Here's the sort of thing that happened -- and that the Biden administration is on a course to sending us back to:
"My son's hearing was a joke," she said. "He never stood a chance. Do you know that the hearing officer and the investigator are good friends? And that the 'advocate'" -- she practically spit out the word -- "they assigned to him was also a friend of theirs? I found them all on Facebook, attending the wedding of the person who is supposed to hear appeals. All friends. I saw them leaving together after the hearing, and in the parking lot of a restaurant heading in together. We decided to eat somewhere else."
This is not justice, and colleges have no place administering it. Sexual assault belongs in the criminal justice sphere, period. Having it situated anywhere else is greases the way for more abuse and more ruined lives -- usually of men.
If you care about invidual rights, you care about men's right and everybody's rights -- even if you are a lesbian feminist politically fluid antifa princess.
You are asking one sex to give up a built-in systemic advantage over the other. Never happen.
This will be fought over, tooth and claw. The ultra feminists have no interest in justice or fairness.

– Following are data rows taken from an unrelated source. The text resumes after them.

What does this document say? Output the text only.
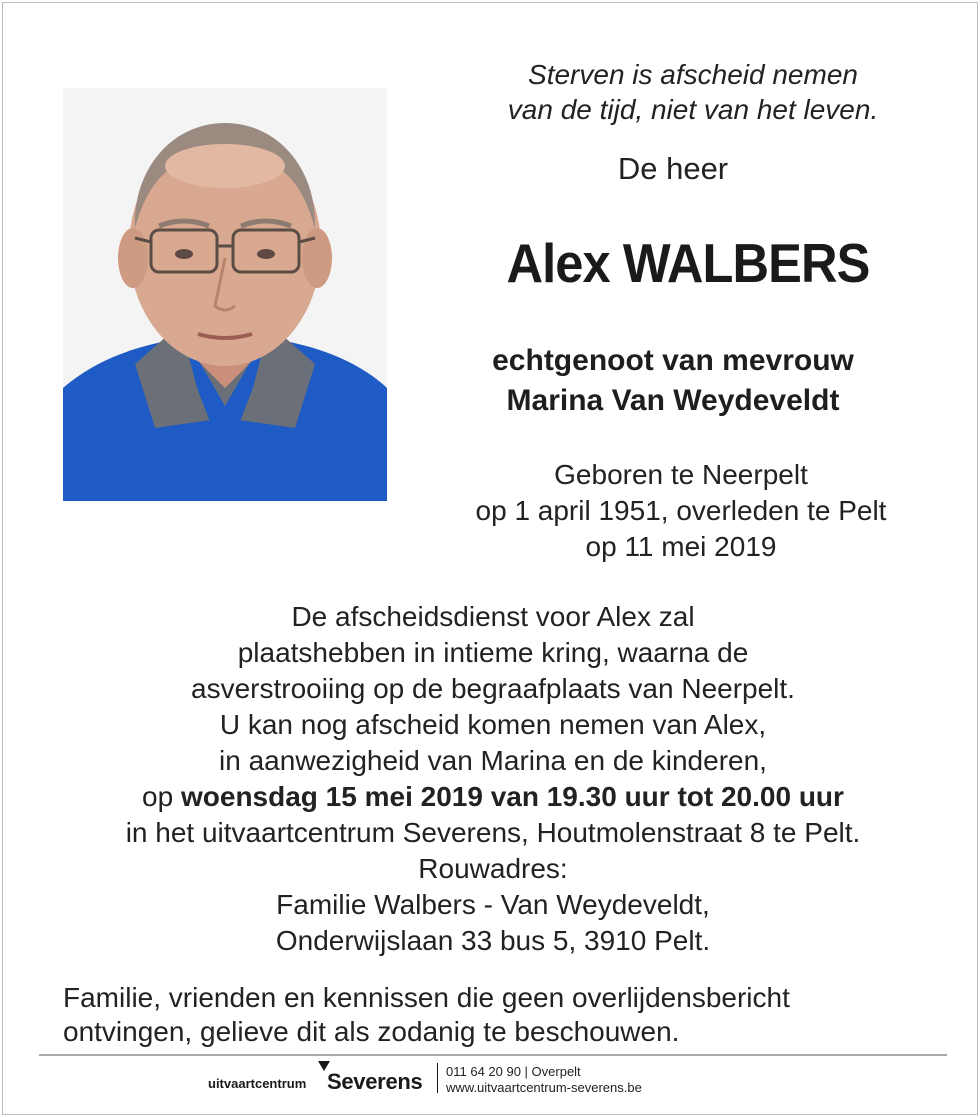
Sterven is afscheid nemen
van de tijd, niet van het leven.
De heer
Alex WALBERS
echtgenoot van mevrouw
Marina Van Weydeveldt
Geboren te Neerpelt
op 1 april 1951, overleden te Pelt
op 11 mei 2019
De afscheidsdienst voor Alex zal
plaatshebben in intieme kring, waarna de
asverstrooiing op de begraafplaats van Neerpelt.
U kan nog afscheid komen nemen van Alex,
in aanwezigheid van Marina en de kinderen,
op woensdag 15 mei 2019 van 19.30 uur tot 20.00 uur
in het uitvaartcentrum Severens, Houtmolenstraat 8 te Pelt.
Rouwadres:
Familie Walbers - Van Weydeveldt,
Onderwijslaan 33 bus 5, 3910 Pelt.
Familie, vrienden en kennissen die geen overlijdensbericht
ontvingen, gelieve dit als zodanig te beschouwen.
uitvaartcentrum Severens 011 64 20 90 | Overpelt
www.uitvaartcentrum-severens.be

Appalachia at June 15, 2021 3:42 AM
"If you care about individual rights, you care about men's right and everybody's rights -- even if you are a lesbian feminist politically fluid antifa princess"
If you are an Antifa Princess (or Prince) then almost by definition you do not care about individual rights.
David Foster at June 15, 2021 6:37 AM
And yet,
https://mynorthwest.com/2969838/ross-able-bodied-men-zip-ties/amp/
Spiderfall at June 15, 2021 6:48 AM
Beyond the process issues, there's been a dramatic expansion of what's regarded as 'sexual assault' on many (most?) campuses. To the point that there needn't be any elements of an actual assault, nor coercion or deception, to make that claim.
And that view is often actively encouraged and endorsed, so that now terms like 'violence' and 'rape' have become so abstracted that they incorporate accusations that are largely subjective and rhetorical.
But schools still want to treat the accusations they've abetted as though they reflect the original meanings of those terms. I find it hard to believe that fact has evaded LBW.
LBJ at June 15, 2021 9:24 AM
Antifa is pushing a socialist agenda. Ironically, both socialism and the fascism that Antifa purports to oppose are collectivist ideologies. Both require that the individual in a society be subordinated to the society as a whole; the determination of that subordination to be made by a body purportng to represent the society as a whole, but more often representing the individual interests of its members.
That's why things like "free speech" are not considered by the "woke" as individual rights, but as group rights to be dispensed and withheld at will by the self-appointed guardians of society.
Conan the Grammarian at June 15, 2021 10:27 AM
"Antifa is pushing a socialist agenda. Ironically, both socialism and the fascism that Antifa purports to oppose are collectivist ideologies."
No irony, that is actually quite normal in internal conflicts. It was Protestant vs Catholic, Sunni vs Shia, communist vs Nat Socialist, how many wars were siblings or cousins fighting for who gets the throne. In politics the knives come out in primaries, not just main election. Just listen to what Kamala said about Biden, ally and bloody enemy may change in a week.
Joe J at June 15, 2021 10:42 AM
Intra-family conflicts are always the bloodiest.